生憎と寝起きで武器の持ち合わせがなかったものだから、俺は拳を使って魔物に襲い掛かる。いくら飛行型とはいえ、獲物を狙った低空飛行の状態ともなれば、ジャンプの一つで手が届く。
ついでに言えば、蹴りを使って上手いこと空飛ぶ魔物を足場にすれば、更に上に居る魔物にすら手が届いた。
そうしてこうして、五匹程度の魔物を叩き落したところで、残る群れはどこかへと飛んで逃げいていった。
「とりあえず、一仕事は終了だな」
そう言って一息ついた俺は、馬車の安否を確認するために振り返った。そうしてみれば、そこには――ってなんか飛んできた!?
「うわぁ!?」
思わず仰け反って回避した俺は、飛んできたそれがボルト――ボウガンに使われる矢であることに気づいた。
そして思い出す。先ほどの一幕で見た馬車の荷台に乗っていた少女が持っていたものが、クロスボウであったことを。
そして、矢のように鋭い声が続いて聞こえてきたのだった。
「ほほう、完全に虚を突いた矢すらも避けるとは……すばらしい反射神経ですわね。是非とも私の護衛になってくれないかしら!」
……おぉう。なんだこいつ。
◇◆
とにもかくにも飛行型の魔物の処理を済ませた俺は、一部を食料にでもしようかとはぎ取った後に土に埋めた。
それから、俺はようやく自分の隣について回る少女と、魔物に追いかけられていた馬車に向き直るのだった。
「本当に助けていただきありがとうございました。口ばかりの感謝ではございますが、何分逃げるために積み荷をいくつか放り投げてきたところで……」
「ああ、いやいいよ。感謝の品とか言って半端なものを貰ってもそれはそれで困るから」
「確かにそうですね。ああ、でも。できることならば次の街まで護衛についていただきたいのですが……」
「あー……済まんが、俺も連れがいるんだ。だから俺の一存でそういうことは決められない」
「そ、そうですか」
まず先に俺に話しかけてきたのは、おそらくはこの馬車の持ち主であろう商人だ。彼の後ろに目を向けてみれば、馬車の荷台が露になっている。よくよく見てみればさっきの魔物の攻撃を受けたのであろう傷が、馬車の荷台を覆う布を破っており、そこから中身が見えてしまっている。
おそらくは御者と思われる男性と、もう一人男が一人。
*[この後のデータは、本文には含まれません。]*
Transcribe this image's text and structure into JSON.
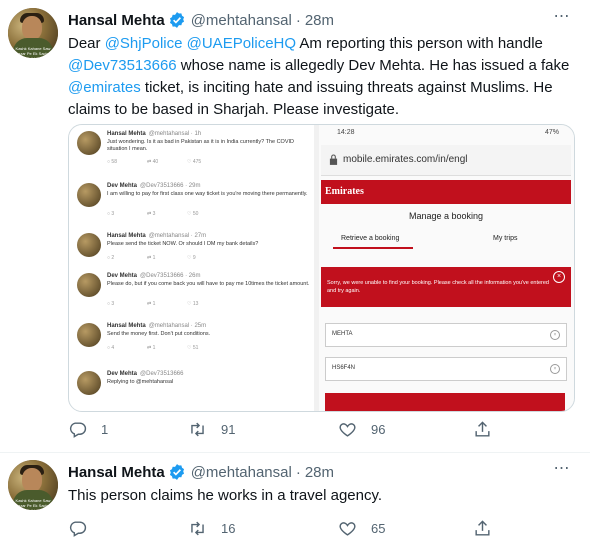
{
  "tweets": [
    {
      "author_name": "Hansal Mehta",
      "handle": "@mehtahansal",
      "time": "28m",
      "text_parts": [
        {
          "t": "Dear ",
          "link": false
        },
        {
          "t": "@ShjPolice",
          "link": true
        },
        {
          "t": " ",
          "link": false
        },
        {
          "t": "@UAEPoliceHQ",
          "link": true
        },
        {
          "t": " Am reporting this person with handle ",
          "link": false
        },
        {
          "t": "@Dev73513666",
          "link": true
        },
        {
          "t": " whose name is allegedly Dev Mehta. He has issued a fake ",
          "link": false
        },
        {
          "t": "@emirates",
          "link": true
        },
        {
          "t": " ticket, is inciting hate and issuing threats against Muslims. He claims to be based in Sharjah. Please investigate.",
          "link": false
        }
      ],
      "replies": "1",
      "retweets": "91",
      "likes": "96"
    },
    {
      "author_name": "Hansal Mehta",
      "handle": "@mehtahansal",
      "time": "28m",
      "text_parts": [
        {
          "t": "This person claims he works in a travel agency.",
          "link": false
        }
      ],
      "replies": "",
      "retweets": "16",
      "likes": "65"
    }
  ],
  "avatar_caption": "Kashk Kahane Saw Hazar Pe Ek Sachai Hoti Hai",
  "media": {
    "left_thread": [
      {
        "name": "Hansal Mehta",
        "meta": "@mehtahansal · 1h",
        "text": "Just wondering. Is it as bad in Pakistan as it is in India currently? The COVID situation I mean.",
        "counts": [
          "58",
          "40",
          "475"
        ]
      },
      {
        "name": "Dev Mehta",
        "meta": "@Dev73513666 · 29m",
        "text": "I am willing to pay for first class one way ticket is you're moving there permanently.",
        "counts": [
          "3",
          "3",
          "50"
        ]
      },
      {
        "name": "Hansal Mehta",
        "meta": "@mehtahansal · 27m",
        "text": "Please send the ticket NOW. Or should I DM my bank details?",
        "counts": [
          "2",
          "1",
          "9"
        ]
      },
      {
        "name": "Dev Mehta",
        "meta": "@Dev73513666 · 26m",
        "text": "Please do, but if you come back you will have to pay me 10times the ticket amount.",
        "counts": [
          "3",
          "1",
          "13"
        ]
      },
      {
        "name": "Hansal Mehta",
        "meta": "@mehtahansal · 25m",
        "text": "Send the money first. Don't put conditions.",
        "counts": [
          "4",
          "1",
          "51"
        ]
      },
      {
        "name": "Dev Mehta",
        "meta": "@Dev73513666",
        "text": "Replying to @mehtahansal",
        "counts": []
      }
    ],
    "phone": {
      "status_time": "14:28",
      "battery": "47%",
      "url": "mobile.emirates.com/in/engl",
      "brand": "Emirates",
      "manage_title": "Manage a booking",
      "tab_retrieve": "Retrieve a booking",
      "tab_trips": "My trips",
      "error_text": "Sorry, we were unable to find your booking. Please check all the information you've entered and try again.",
      "field_name": "MEHTA",
      "field_ref": "HS6F4N"
    }
  },
  "colors": {
    "link": "#1d9bf0",
    "secondary": "#536471",
    "emirates_red": "#c1101d"
  }
}
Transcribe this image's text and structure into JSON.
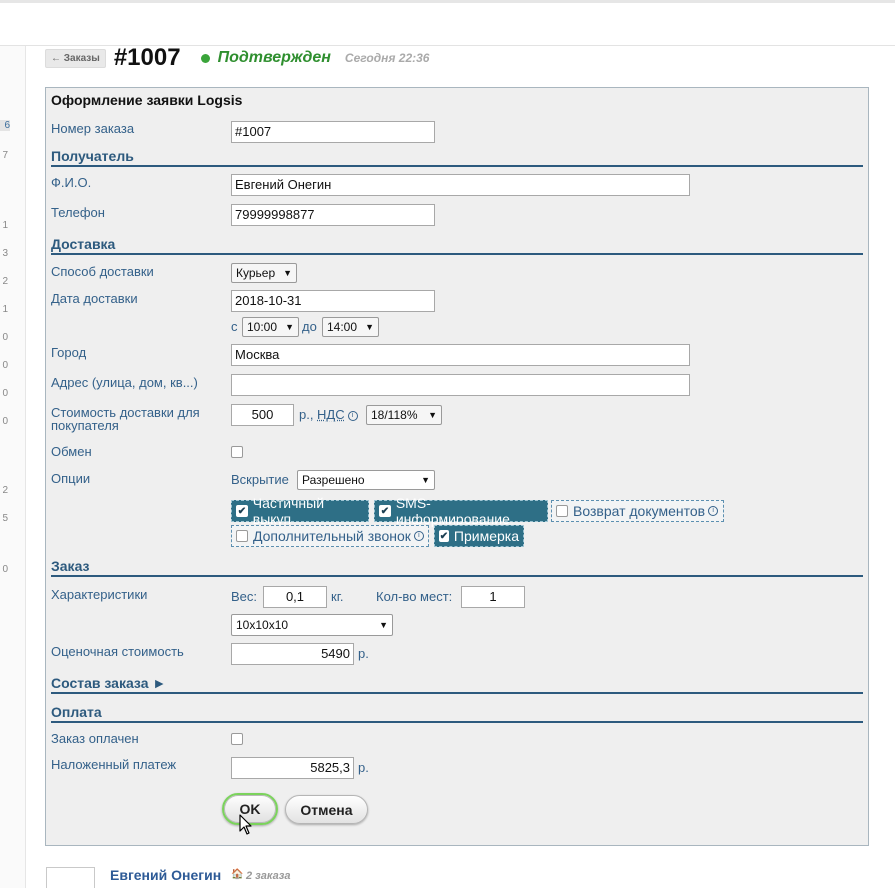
{
  "header": {
    "back_label": "← Заказы",
    "order_number": "#1007",
    "status": "Подтвержден",
    "status_time": "Сегодня 22:36",
    "status_color": "#3aa43a"
  },
  "left_numbers": [
    "6",
    "7",
    "1",
    "3",
    "2",
    "1",
    "0",
    "0",
    "0",
    "0",
    "2",
    "5",
    "0"
  ],
  "form": {
    "title": "Оформление заявки Logsis",
    "order_number_label": "Номер заказа",
    "order_number_value": "#1007",
    "sections": {
      "recipient": "Получатель",
      "delivery": "Доставка",
      "order": "Заказ",
      "composition": "Состав заказа ►",
      "payment": "Оплата"
    },
    "fio_label": "Ф.И.О.",
    "fio_value": "Евгений Онегин",
    "phone_label": "Телефон",
    "phone_value": "79999998877",
    "delivery_method_label": "Способ доставки",
    "delivery_method_value": "Курьер",
    "delivery_date_label": "Дата доставки",
    "delivery_date_value": "2018-10-31",
    "time_from_prefix": "с",
    "time_from_value": "10:00",
    "time_to_prefix": "до",
    "time_to_value": "14:00",
    "city_label": "Город",
    "city_value": "Москва",
    "address_label": "Адрес (улица, дом, кв...)",
    "address_value": "",
    "delivery_cost_label": "Стоимость доставки для покупателя",
    "delivery_cost_value": "500",
    "currency": "р.,",
    "vat_label": "НДС",
    "vat_value": "18/118%",
    "exchange_label": "Обмен",
    "options_label": "Опции",
    "opening_label": "Вскрытие",
    "opening_value": "Разрешено",
    "options": [
      {
        "label": "Частичный выкуп",
        "checked": true
      },
      {
        "label": "SMS-информирование",
        "checked": true
      },
      {
        "label": "Возврат документов",
        "checked": false
      },
      {
        "label": "Дополнительный звонок",
        "checked": false
      },
      {
        "label": "Примерка",
        "checked": true
      }
    ],
    "characteristics_label": "Характеристики",
    "weight_label": "Вес:",
    "weight_value": "0,1",
    "weight_unit": "кг.",
    "places_label": "Кол-во мест:",
    "places_value": "1",
    "dimensions_value": "10x10x10",
    "estimated_cost_label": "Оценочная стоимость",
    "estimated_cost_value": "5490",
    "currency_short": "р.",
    "paid_label": "Заказ оплачен",
    "cod_label": "Наложенный платеж",
    "cod_value": "5825,3",
    "ok_label": "OK",
    "cancel_label": "Отмена"
  },
  "footer": {
    "customer_name": "Евгений Онегин",
    "orders_count": "2 заказа"
  }
}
そんな二人に慰められている女が一人、荷台には乗り込んでいた。
「しかし、どうしてこんな夜中に馬車を走らせてたんだ? 月明かりのおかげで明かりに困らないのは確かだが、夜行性の魔物が凶暴なのは知ってるだろ?」
「乗り合わせた……いえ、違いますわね。彼が雇った冒険者の方に問題があったのですわ」
「あー……っと、その前に、君の正体について訊いても?」
「あら、構いませんことよ」
さて、問題はこっちの少女。
アビル西方に伝わる民族特有の褐色肌をしたこの少女は、特徴的な白髪を揺らして先ほどから俺の隣にぴったりとくっ付いてこちらのことを観察していた。
そういえば、さっき護衛になってくれっていってたな。おそらくは馬車の護衛についてくれという話なんだろうけど――
「わたくしの名はモアラ。どこにでもいる田舎娘ですわ」
絶対違う。絶対に田舎娘なんてありふれた存在じゃないことは確かだ。しかし、そうではないとしたらいったい彼女は何なのか。答えは出ない。
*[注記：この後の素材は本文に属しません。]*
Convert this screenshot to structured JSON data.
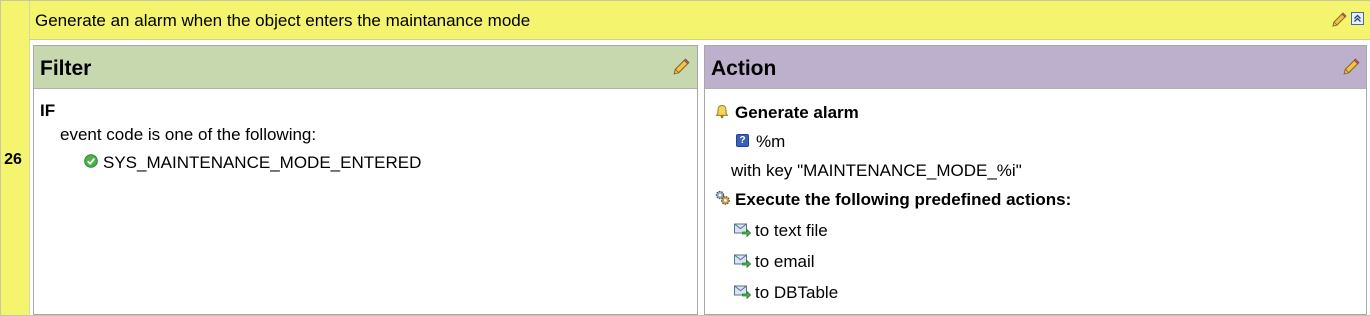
{
  "rule": {
    "number": "26",
    "title": "Generate an alarm when the object enters the maintanance mode"
  },
  "filter": {
    "title": "Filter",
    "if_label": "IF",
    "condition": "event code is one of the following:",
    "event_codes": [
      "SYS_MAINTENANCE_MODE_ENTERED"
    ]
  },
  "action": {
    "title": "Action",
    "generate_alarm_label": "Generate alarm",
    "alarm_message": "%m",
    "alarm_key": "with key \"MAINTENANCE_MODE_%i\"",
    "execute_label": "Execute the following predefined actions:",
    "predefined_actions": [
      "to text file",
      "to email",
      "to DBTable"
    ]
  },
  "colors": {
    "rule_background": "#f4f46e",
    "filter_header": "#c8d8ae",
    "action_header": "#bdb0cd"
  }
}
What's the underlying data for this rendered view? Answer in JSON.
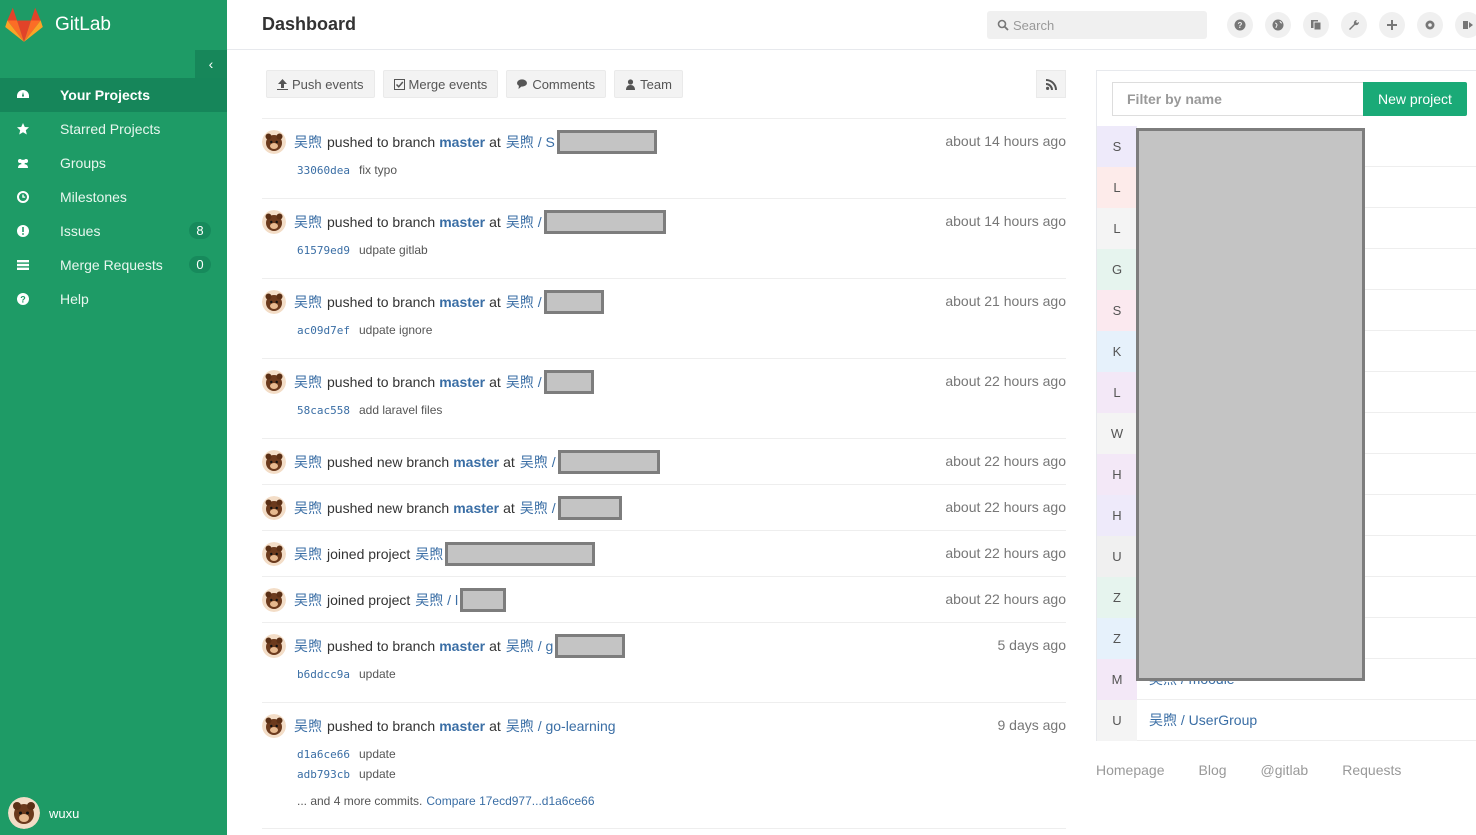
{
  "brand": {
    "name": "GitLab"
  },
  "sidebar": {
    "items": [
      {
        "label": "Your Projects",
        "icon": "dashboard-icon",
        "active": true
      },
      {
        "label": "Starred Projects",
        "icon": "star-icon"
      },
      {
        "label": "Groups",
        "icon": "group-icon"
      },
      {
        "label": "Milestones",
        "icon": "clock-icon"
      },
      {
        "label": "Issues",
        "icon": "exclamation-icon",
        "badge": "8"
      },
      {
        "label": "Merge Requests",
        "icon": "list-icon",
        "badge": "0"
      },
      {
        "label": "Help",
        "icon": "question-icon"
      }
    ],
    "user": "wuxu"
  },
  "header": {
    "title": "Dashboard",
    "search_placeholder": "Search"
  },
  "filters": {
    "push": "Push events",
    "merge": "Merge events",
    "comments": "Comments",
    "team": "Team"
  },
  "events": [
    {
      "author": "吴煦",
      "action": "pushed to branch",
      "branch": "master",
      "at": "at",
      "project": "吴煦 / S",
      "time": "about 14 hours ago",
      "commits": [
        {
          "sha": "33060dea",
          "msg": "fix typo"
        }
      ]
    },
    {
      "author": "吴煦",
      "action": "pushed to branch",
      "branch": "master",
      "at": "at",
      "project": "吴煦 /",
      "time": "about 14 hours ago",
      "commits": [
        {
          "sha": "61579ed9",
          "msg": "udpate gitlab"
        }
      ]
    },
    {
      "author": "吴煦",
      "action": "pushed to branch",
      "branch": "master",
      "at": "at",
      "project": "吴煦 /",
      "time": "about 21 hours ago",
      "commits": [
        {
          "sha": "ac09d7ef",
          "msg": "udpate ignore"
        }
      ]
    },
    {
      "author": "吴煦",
      "action": "pushed to branch",
      "branch": "master",
      "at": "at",
      "project": "吴煦 /",
      "time": "about 22 hours ago",
      "commits": [
        {
          "sha": "58cac558",
          "msg": "add laravel files"
        }
      ]
    },
    {
      "author": "吴煦",
      "action": "pushed new branch",
      "branch": "master",
      "at": "at",
      "project": "吴煦 /",
      "time": "about 22 hours ago",
      "commits": []
    },
    {
      "author": "吴煦",
      "action": "pushed new branch",
      "branch": "master",
      "at": "at",
      "project": "吴煦 /",
      "time": "about 22 hours ago",
      "commits": []
    },
    {
      "author": "吴煦",
      "action": "joined project",
      "branch": "",
      "at": "",
      "project": "吴煦",
      "time": "about 22 hours ago",
      "commits": []
    },
    {
      "author": "吴煦",
      "action": "joined project",
      "branch": "",
      "at": "",
      "project": "吴煦 / l",
      "time": "about 22 hours ago",
      "commits": []
    },
    {
      "author": "吴煦",
      "action": "pushed to branch",
      "branch": "master",
      "at": "at",
      "project": "吴煦 / g",
      "time": "5 days ago",
      "commits": [
        {
          "sha": "b6ddcc9a",
          "msg": "update"
        }
      ]
    },
    {
      "author": "吴煦",
      "action": "pushed to branch",
      "branch": "master",
      "at": "at",
      "project": "吴煦 / go-learning",
      "time": "9 days ago",
      "commits": [
        {
          "sha": "d1a6ce66",
          "msg": "update"
        },
        {
          "sha": "adb793cb",
          "msg": "update"
        }
      ],
      "more": "... and 4 more commits.",
      "compare": "Compare 17ecd977...d1a6ce66"
    }
  ],
  "projects_panel": {
    "filter_placeholder": "Filter by name",
    "new_project": "New project",
    "rows": [
      {
        "letter": "S",
        "bg": "#eeeafa",
        "name": ""
      },
      {
        "letter": "L",
        "bg": "#fdebea",
        "name": ""
      },
      {
        "letter": "L",
        "bg": "#f4f4f4",
        "name": ""
      },
      {
        "letter": "G",
        "bg": "#e6f4ee",
        "name": ""
      },
      {
        "letter": "S",
        "bg": "#fbe9ef",
        "name": ""
      },
      {
        "letter": "K",
        "bg": "#e6f1fb",
        "name": ""
      },
      {
        "letter": "L",
        "bg": "#f3e8f7",
        "name": ""
      },
      {
        "letter": "W",
        "bg": "#f4f4f4",
        "name": ""
      },
      {
        "letter": "H",
        "bg": "#f3e8f7",
        "name": ""
      },
      {
        "letter": "H",
        "bg": "#eeeafa",
        "name": ""
      },
      {
        "letter": "U",
        "bg": "#f0f0f0",
        "name": ""
      },
      {
        "letter": "Z",
        "bg": "#e6f4ee",
        "name": ""
      },
      {
        "letter": "Z",
        "bg": "#e6f1fb",
        "name": ""
      },
      {
        "letter": "M",
        "bg": "#f3e8f7",
        "name": "吴煦 / moodle"
      },
      {
        "letter": "U",
        "bg": "#f4f4f4",
        "name": "吴煦 / UserGroup"
      }
    ]
  },
  "footer": {
    "links": [
      "Homepage",
      "Blog",
      "@gitlab",
      "Requests"
    ]
  }
}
少なくとも、立ち姿一つから漂う気品は、あからさまにどこかの令嬢といったオーラを漂わせている。
「……まあ、それでいいや。んで、雇った冒険者がどうしたらこんな状況になるんだよ」
「単純ですわ。かの商いが雇ったのは真三級パーティー『スカイブルーザー』。真級に昇級したばかりとはいえ、外聞では優秀な人材であったはずの彼らは、その外聞にこそ踊らされ、強行軍を採用。早い時間にたどり着いた
「つまり、その冒険者たちは……」
「魔物の腹の中、といったところですわね」
よく聞く話の一つだ。昇級試験を受ける前の真級パーティーは、その階級から次の階級に至るチケットを手に入れた高揚感から慢心して失敗する。
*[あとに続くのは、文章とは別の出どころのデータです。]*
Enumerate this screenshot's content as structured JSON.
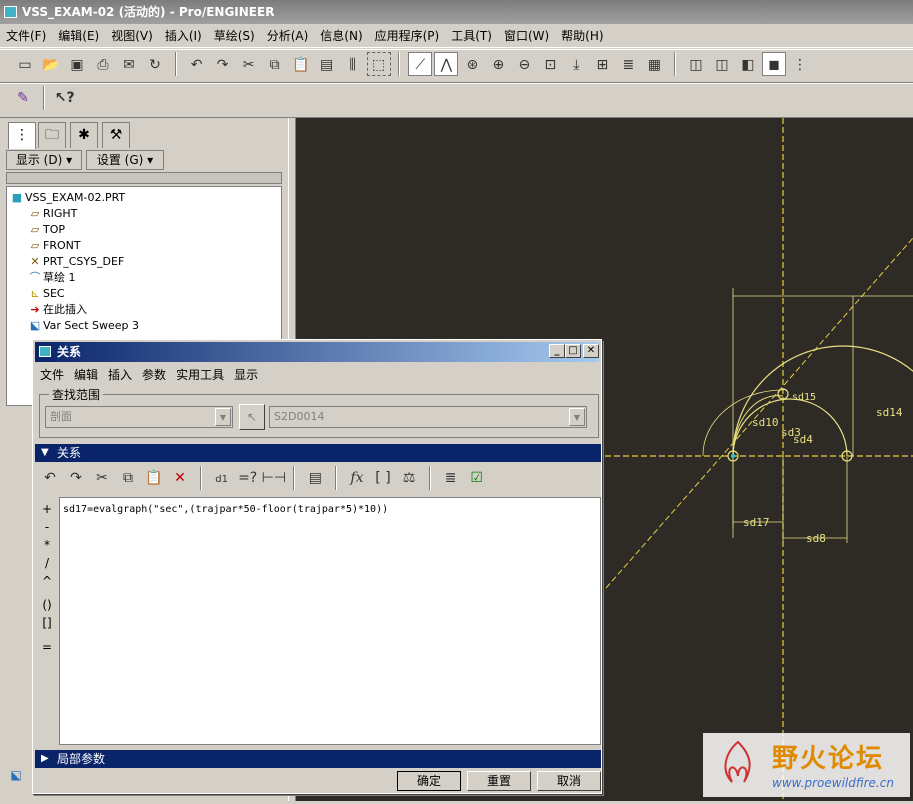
{
  "window": {
    "title": "VSS_EXAM-02 (活动的) - Pro/ENGINEER"
  },
  "menu": [
    "文件(F)",
    "编辑(E)",
    "视图(V)",
    "插入(I)",
    "草绘(S)",
    "分析(A)",
    "信息(N)",
    "应用程序(P)",
    "工具(T)",
    "窗口(W)",
    "帮助(H)"
  ],
  "left_panel": {
    "show_label": "显示 (D) ▾",
    "settings_label": "设置 (G) ▾",
    "tree": [
      {
        "label": "VSS_EXAM-02.PRT",
        "icon": "part-icon"
      },
      {
        "label": "RIGHT",
        "icon": "datum-plane-icon"
      },
      {
        "label": "TOP",
        "icon": "datum-plane-icon"
      },
      {
        "label": "FRONT",
        "icon": "datum-plane-icon"
      },
      {
        "label": "PRT_CSYS_DEF",
        "icon": "csys-icon"
      },
      {
        "label": "草绘 1",
        "icon": "sketch-icon"
      },
      {
        "label": "SEC",
        "icon": "graph-icon"
      },
      {
        "label": "在此插入",
        "icon": "insert-here-icon"
      },
      {
        "label": "Var Sect Sweep 3",
        "icon": "sweep-icon"
      }
    ]
  },
  "graphics": {
    "dim_labels": [
      "sd14",
      "sd10",
      "sd3",
      "sd4",
      "sd17",
      "sd8",
      "sd15"
    ],
    "colors": {
      "background": "#2e2b26",
      "sketch": "#e8e080",
      "centerline": "#e6d040"
    }
  },
  "dialog": {
    "title": "关系",
    "menu": [
      "文件",
      "编辑",
      "插入",
      "参数",
      "实用工具",
      "显示"
    ],
    "scope_label": "查找范围",
    "scope_combo": "剖面",
    "scope_value": "S2D0014",
    "relations_header": "关系",
    "relation_text": "sd17=evalgraph(\"sec\",(trajpar*50-floor(trajpar*5)*10))",
    "operators": [
      "+",
      "-",
      "*",
      "/",
      "^",
      "()",
      "[]",
      "="
    ],
    "local_params_header": "局部参数",
    "buttons": {
      "ok": "确定",
      "reset": "重置",
      "cancel": "取消"
    }
  },
  "watermark": {
    "line1": "野火论坛",
    "line2": "www.proewildfire.cn"
  }
}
特に多いのが、『少し疲れてきた』という冒険者にとっての危険信号を無視した強行軍によって、疲労が蓄積され集中力の低下し、その影響で、普段は勝てるはずの魔物に下手を打って大けがをしてしまうなんて話だろう。
今回はそれの更に最悪なケースと言えるだろう。
「うぅ……アズアぁ……」
「仕方ねぇよ、あいつらはもう……」
となると、荷台で泣いている女性と、それを慰める彼はそのパーティーの生き残りということか。不幸中の幸いというには、失ったものは大きそうだ。真三級パーティー『スカイブルーザー』は、もう機能することは無いのだろう。
まあ、普通はこうだ。俺が生きて、コルウェットが生きていた。それは奇跡に類する事象なのだ。ありえないと言っていい現実なのだ。
だから、信じられないという喜びと共に、ありえないという疑いと共に、ナズベリーは友人が生きていたという嬉しさを押し殺して、俺のことを疑い続けているのだろう。
っていうか――
「本当に荷物何にもないんだな」
「流石に放り投げられない宝石以外は取り返しのつくものばかりでしたからね。あとで回収するにしても、事業はやり直し。商業ギルドへの借りも増えてしまいますが……まあ、命が資本。すべてを助けることはできませんでしたが、生存者がいるだけ喜ぶべきなのでしょう」
珍しい商人だ。生きようと足掻く奴は多くいるが、積み荷よりも人間を乗せて逃げ出すなんてな。
「ふふふっ、あなたもわかりますわね? このような善良な商人に私は助けられましたの。ですので、どうか護衛を頼みたいのですわ」
「いや、俺は別にいいんだけど……あー、まあ。とりあえず、あっちで俺たちは野営してるから、話はそっちに行ってからだ」
このままではなし崩し的に了承してしまいそうな気配を感じた俺は、いつの間にか起きていたコルウェットと未だ眠っていないナズベリーが待つ野営地を指さして、時間を稼いだ。
とはいえ、俺たちの実力ならば守るべき馬車が一つ増えたところで大した問題にはならないだろう。
ただ――
「そういえばお名前を聞いておりませんでしたわ。貴方、お名前はなんというんですの?」
「ルードだ。ルード・ヴィヒテン。パーティーには所属してないフリーの冒険者だよ」
「そうですか。ルード様。改めて、感謝をお伝えいたしますわ」
この少女が言う護衛の言葉には、馬車を守るだけでは済まないような気配がするんだよな。